Dissertations and theses reflect the quality and breadth of original graduate research at universities, and are often the first form in which scholarly insights and the results of focused experiments appear. They reveal trends of interest, the rigor of particular departments and institutions, and the creativity of researchers whose influence is still unknown.
Access to dissertations depends on a complex, decentralized economy of innumerable currencies. Some universities provide copies free of charge, some will only lend a circulating copy. Some make copies for free, some for a fee, and others only if the requestor can supply written permission from the author (no easy task). Some provide open access, (some requiring an electronic use agreement and some not), some through ILL or document delivery, and some through digital services. Some universities participate in national programs providing digitization services (with exceptions) and some seem to have no point of contact at all (unless an email found through a web search can be considered reliable).
The challenge CRL faces in gaining access goes beyond understanding which currency to use where; CRL aims to create a simple, seamless exchange between author and potential reader with a minimum of delay in the process.
CRL holds more than 800,000 doctoral dissertations and Habilitationsschriften from universities outside of the U.S. and Canada. The collection was built by deposits from member libraries and exchange or depository arrangements with almost 100 universities.
Current acquisitions and services focus on purchasing dissertations through CRL’s purchase programs, acquisitions through deposit or exchange agreements and providing members with information about open-access dissertations.
- Most were written in the late 19th century and the early 20th century, but dates range from 1800 to the present.
- Most are from countries in Western Europe, such as Germany, Netherlands, France, Switzerland, Denmark, Norway, Sweden, and the United Kingdom. Many are from other countries in Europe and Latin America, South America, and Africa.

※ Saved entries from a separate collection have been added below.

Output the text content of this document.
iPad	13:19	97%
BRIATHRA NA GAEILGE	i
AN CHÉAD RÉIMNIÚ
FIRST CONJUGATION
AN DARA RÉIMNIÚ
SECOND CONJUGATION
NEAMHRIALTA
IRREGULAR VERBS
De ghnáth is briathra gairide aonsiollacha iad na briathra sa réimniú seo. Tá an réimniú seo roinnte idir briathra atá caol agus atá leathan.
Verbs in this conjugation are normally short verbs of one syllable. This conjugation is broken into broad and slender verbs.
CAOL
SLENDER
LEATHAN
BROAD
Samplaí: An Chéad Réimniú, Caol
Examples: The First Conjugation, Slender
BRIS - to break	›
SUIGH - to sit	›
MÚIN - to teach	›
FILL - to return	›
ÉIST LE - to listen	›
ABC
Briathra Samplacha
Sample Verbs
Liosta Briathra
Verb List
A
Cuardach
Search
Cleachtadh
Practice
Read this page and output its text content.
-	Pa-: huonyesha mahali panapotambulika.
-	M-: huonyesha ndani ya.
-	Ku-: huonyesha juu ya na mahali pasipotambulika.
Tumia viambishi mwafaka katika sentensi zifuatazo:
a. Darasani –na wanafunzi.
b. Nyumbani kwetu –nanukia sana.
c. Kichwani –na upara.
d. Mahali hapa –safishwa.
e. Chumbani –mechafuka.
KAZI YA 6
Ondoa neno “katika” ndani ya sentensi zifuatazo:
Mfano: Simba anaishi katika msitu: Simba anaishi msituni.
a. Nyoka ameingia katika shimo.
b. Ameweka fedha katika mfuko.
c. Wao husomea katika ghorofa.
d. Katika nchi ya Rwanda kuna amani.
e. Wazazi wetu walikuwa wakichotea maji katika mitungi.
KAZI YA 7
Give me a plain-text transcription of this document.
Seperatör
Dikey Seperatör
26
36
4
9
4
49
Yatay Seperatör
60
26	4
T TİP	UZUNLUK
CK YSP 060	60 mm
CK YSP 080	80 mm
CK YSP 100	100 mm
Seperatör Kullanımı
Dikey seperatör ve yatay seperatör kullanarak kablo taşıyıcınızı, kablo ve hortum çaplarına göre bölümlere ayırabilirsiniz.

- More than 80 languages are represented in the collection. The breakdown of languages is: 66 percent German; 16 percent French; 6 percent English; 2 percent Dutch; 1 percent Latin and Swedish; and less than 1 percent for other languages.
- Contains about 120 dissertations by nobel laureates and numerous other notable scholars. All of the nobel laureates dissertations are digitized and a sizable portion of the notable scholars dissertations are digitized as well.
Finding dissertations in the CRL collection:
All dissertations can be most easily searched in the dissertation scope of the CRL catalog, which has drop-down searches for country and university. This Google Map shows location for dissertations owned by CRL and includes catalog links for the dissertations.
Digitized or electronic dissertations:
CRL’s digitization-on-demand service has digitized over 3,000 dissertations from CRL’s collection. The number of dissertations digitized from the collection continues to grow and can be searched via CRL’s catalog digital resources scope.